Он вдруг резко сорвался на крик:
– Но сейчас это и мое дело тоже! Что ты творишь, Джон?! Если ты играешь с Зоной в лице этого убийцы – дьявол с тобой, с ним, со всеми вами! – Ингл впился в Карпентера воспаленным взглядом, проорал: – Во что ты вмешал моего сына?!!
– Я?! – Джон не собирался уступать. – Я никого ни во что не вмешивал! Может быть, кое-кому следовало бы лучше следить за мальчишкой? Или хотя бы объяснить ему, что город это не полянка с цветочками?!
– Джон…
Разумеется, отец сам давно себя в этом обвинил, но Карпентеру было не до тактичности.
– Да! Мне, чёрт возьми, приходится изображать дипломата, потому что далеко не всё и далеко не всегда можно решить силой! Особенно с этими! Ты не хуже меня представляешь себе, что они такое – и война с Underworld кажется тебе хорошей идеей?! Да, я говорил с ним, но я понятия не имею, откуда у него этот номер. Питер, мальчик в безопасности, практически в порядке, какое тебе нахрен дело до подробностей?
Ингл как-то сгорбился, сцепил пальцы, проговорил с трудом, не обвиняюще, а с болью:
– Боже, ведь мы с тобой давно знакомы. Ты можешь мне доверять. Клянусь, я… пойму, ведь это из-за меня! Джон… чем ты заплатил ему за Джереми?

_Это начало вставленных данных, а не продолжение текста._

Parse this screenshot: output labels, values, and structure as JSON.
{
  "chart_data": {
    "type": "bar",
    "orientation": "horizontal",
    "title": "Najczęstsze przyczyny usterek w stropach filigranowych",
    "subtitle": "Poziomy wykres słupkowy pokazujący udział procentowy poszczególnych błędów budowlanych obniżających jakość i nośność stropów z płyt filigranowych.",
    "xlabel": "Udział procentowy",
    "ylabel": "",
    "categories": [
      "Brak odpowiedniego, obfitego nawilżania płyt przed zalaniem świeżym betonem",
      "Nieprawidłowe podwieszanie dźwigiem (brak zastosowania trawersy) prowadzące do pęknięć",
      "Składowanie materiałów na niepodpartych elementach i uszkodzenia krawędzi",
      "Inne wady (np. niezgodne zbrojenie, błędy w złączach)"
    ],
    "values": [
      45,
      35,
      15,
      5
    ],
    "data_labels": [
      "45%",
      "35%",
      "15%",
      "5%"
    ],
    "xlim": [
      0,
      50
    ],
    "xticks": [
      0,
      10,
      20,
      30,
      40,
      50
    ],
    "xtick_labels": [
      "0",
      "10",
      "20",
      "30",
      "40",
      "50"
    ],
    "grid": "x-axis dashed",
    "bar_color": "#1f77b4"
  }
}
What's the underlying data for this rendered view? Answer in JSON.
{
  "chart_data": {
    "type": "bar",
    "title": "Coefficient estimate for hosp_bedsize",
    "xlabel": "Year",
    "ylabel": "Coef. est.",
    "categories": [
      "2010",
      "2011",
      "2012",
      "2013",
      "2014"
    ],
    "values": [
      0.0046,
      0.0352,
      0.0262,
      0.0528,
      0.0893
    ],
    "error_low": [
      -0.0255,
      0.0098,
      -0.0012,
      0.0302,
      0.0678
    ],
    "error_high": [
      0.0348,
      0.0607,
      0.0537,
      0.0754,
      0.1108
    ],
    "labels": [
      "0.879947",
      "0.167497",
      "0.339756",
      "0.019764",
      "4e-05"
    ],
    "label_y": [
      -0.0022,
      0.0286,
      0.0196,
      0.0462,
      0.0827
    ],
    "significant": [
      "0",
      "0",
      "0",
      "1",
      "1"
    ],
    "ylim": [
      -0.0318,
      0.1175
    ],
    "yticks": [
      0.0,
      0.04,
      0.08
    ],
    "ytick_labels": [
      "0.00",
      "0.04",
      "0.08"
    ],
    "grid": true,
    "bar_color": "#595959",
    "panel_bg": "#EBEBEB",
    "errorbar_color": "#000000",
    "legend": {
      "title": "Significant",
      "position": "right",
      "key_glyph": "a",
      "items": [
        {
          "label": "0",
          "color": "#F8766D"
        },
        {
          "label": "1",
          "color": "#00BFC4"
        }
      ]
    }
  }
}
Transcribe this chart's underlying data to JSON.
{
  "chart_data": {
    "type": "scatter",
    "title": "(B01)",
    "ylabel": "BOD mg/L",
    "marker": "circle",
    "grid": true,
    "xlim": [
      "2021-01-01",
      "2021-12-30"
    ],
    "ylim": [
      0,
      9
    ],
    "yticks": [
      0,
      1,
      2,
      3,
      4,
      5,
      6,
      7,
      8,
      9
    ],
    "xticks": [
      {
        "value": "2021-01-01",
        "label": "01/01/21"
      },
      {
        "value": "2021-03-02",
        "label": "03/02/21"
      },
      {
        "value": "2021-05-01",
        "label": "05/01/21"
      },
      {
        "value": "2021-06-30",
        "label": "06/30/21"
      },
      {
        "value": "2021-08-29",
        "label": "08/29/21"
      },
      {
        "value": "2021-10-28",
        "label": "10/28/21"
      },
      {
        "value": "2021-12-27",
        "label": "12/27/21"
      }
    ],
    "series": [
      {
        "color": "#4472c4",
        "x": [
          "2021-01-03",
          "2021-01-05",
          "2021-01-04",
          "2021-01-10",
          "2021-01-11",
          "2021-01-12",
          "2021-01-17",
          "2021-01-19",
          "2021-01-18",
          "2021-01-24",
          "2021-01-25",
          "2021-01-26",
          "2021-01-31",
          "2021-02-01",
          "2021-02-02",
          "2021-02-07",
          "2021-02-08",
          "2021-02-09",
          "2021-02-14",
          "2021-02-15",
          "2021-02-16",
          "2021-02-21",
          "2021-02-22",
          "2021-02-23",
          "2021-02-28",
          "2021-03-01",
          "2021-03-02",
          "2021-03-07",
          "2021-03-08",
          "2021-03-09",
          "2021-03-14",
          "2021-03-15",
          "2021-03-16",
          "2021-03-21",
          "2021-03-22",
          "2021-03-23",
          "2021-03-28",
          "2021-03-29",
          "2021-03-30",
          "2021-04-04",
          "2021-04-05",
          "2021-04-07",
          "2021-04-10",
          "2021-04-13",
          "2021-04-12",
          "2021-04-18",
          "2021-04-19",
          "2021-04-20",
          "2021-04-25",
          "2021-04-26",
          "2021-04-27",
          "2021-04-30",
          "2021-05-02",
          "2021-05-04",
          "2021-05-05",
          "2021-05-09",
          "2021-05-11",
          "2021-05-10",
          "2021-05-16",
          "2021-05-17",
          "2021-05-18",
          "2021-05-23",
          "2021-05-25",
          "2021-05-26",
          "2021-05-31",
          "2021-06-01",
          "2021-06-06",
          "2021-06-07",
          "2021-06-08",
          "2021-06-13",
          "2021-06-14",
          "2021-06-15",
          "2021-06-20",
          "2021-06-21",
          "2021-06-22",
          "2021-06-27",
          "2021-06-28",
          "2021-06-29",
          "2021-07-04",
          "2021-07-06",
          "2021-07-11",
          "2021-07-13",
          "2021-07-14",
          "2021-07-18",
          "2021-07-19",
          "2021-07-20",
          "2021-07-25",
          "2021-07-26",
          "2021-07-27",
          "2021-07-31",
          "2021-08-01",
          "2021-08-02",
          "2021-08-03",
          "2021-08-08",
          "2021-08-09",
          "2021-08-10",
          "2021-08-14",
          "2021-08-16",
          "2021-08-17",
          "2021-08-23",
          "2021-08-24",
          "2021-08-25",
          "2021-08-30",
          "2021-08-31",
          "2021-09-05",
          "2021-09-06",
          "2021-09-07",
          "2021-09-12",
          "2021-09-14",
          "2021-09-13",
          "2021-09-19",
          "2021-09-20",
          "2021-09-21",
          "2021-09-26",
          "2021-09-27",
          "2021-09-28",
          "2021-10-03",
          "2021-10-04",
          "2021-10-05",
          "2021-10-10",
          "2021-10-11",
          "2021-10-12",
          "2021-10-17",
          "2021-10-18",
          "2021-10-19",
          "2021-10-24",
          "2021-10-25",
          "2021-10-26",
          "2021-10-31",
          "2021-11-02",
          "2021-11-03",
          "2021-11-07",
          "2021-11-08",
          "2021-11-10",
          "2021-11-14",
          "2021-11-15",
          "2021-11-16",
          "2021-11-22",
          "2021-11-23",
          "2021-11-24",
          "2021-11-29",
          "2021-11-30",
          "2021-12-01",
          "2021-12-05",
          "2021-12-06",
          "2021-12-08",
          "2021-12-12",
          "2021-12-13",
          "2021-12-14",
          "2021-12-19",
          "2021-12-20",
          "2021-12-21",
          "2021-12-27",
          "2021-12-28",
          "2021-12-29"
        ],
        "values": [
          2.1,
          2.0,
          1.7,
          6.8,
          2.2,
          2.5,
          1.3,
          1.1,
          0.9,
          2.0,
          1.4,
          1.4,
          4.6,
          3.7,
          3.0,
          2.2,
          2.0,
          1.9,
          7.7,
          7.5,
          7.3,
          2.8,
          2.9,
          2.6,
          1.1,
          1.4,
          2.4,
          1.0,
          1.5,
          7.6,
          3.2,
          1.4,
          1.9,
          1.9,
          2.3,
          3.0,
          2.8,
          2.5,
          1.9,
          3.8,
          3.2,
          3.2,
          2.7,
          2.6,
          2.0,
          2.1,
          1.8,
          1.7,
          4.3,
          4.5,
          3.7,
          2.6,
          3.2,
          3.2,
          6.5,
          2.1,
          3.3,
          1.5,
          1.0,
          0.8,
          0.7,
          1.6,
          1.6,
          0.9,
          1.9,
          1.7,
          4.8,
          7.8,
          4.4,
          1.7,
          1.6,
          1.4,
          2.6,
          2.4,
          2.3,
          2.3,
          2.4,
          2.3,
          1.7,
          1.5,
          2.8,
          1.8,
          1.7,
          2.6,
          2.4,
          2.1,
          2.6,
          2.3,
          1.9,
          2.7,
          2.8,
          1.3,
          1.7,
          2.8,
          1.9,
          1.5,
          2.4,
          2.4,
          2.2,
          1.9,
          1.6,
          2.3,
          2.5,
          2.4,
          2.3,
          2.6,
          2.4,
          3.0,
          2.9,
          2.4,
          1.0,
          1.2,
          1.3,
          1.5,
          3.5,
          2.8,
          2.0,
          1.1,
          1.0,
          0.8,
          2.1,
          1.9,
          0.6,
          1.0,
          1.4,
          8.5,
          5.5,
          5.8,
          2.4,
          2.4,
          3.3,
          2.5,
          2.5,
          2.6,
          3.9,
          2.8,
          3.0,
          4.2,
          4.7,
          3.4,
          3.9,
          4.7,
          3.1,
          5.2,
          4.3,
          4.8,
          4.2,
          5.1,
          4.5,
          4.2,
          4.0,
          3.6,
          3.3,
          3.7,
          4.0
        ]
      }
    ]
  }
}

Ингл поднял голову и очень удивился при виде нервной улыбки Карпентера.
– Заплатил? То ты говоришь – игры, теперь торговля… Странно ты себе всё представляешь. Хотя страннее, чем есть на самом деле, никто не придумает. – Он устало вздохнул. – Знаешь, Питер, я ничего объяснять не буду. Слишком долгий получился бы рассказ. Пожалуйста, поверь – я не предатель.
– Но я не…
– Ты именно. Но я не в обиде. На твоем месте я б тоже задумался. Всё настолько сложно, что… нет, я даже сформулировать не могу.
– Этот ублюдок тебя шантажирует? Я тогда…
– Питер, этому ублюдку я обязан жизнью Джессики. Немедленно забудь, что я сказал.
– Что?
– …А ты – жизнью Джереми.
Ингл хватал ртом воздух.
– Ему?! Что ты такое несешь?!
– Прими как данность. Если б не его добрая воля, твоего сына уже б не было. Я знаю, что говорю.
– Но… это бред.
– Всё очень сложно. Ситуация запутанная до жути, и если ее кто-то контролирует, то это явно не я. Но… меня устраивает результат. Питер, если ты подумаешь, ты скажешь то же самое.
– Я не понимаю.
– Я тоже. –Карпентер закрыл лицо руками, оперся локтями на стол, из-под ладоней глухо прозвучало: – Боже мой, Питер, он странный парень, он страшный человек… Рядом с ним я чувствую беспомощность. Игра – да, но играет он, а не мы с ним. У него все козыри, но он их не использует, ни разу еще, ни разу! Но я знаю, что они у него, и он это знает…
Джон опустил руки и пристально взглянул на Ингла.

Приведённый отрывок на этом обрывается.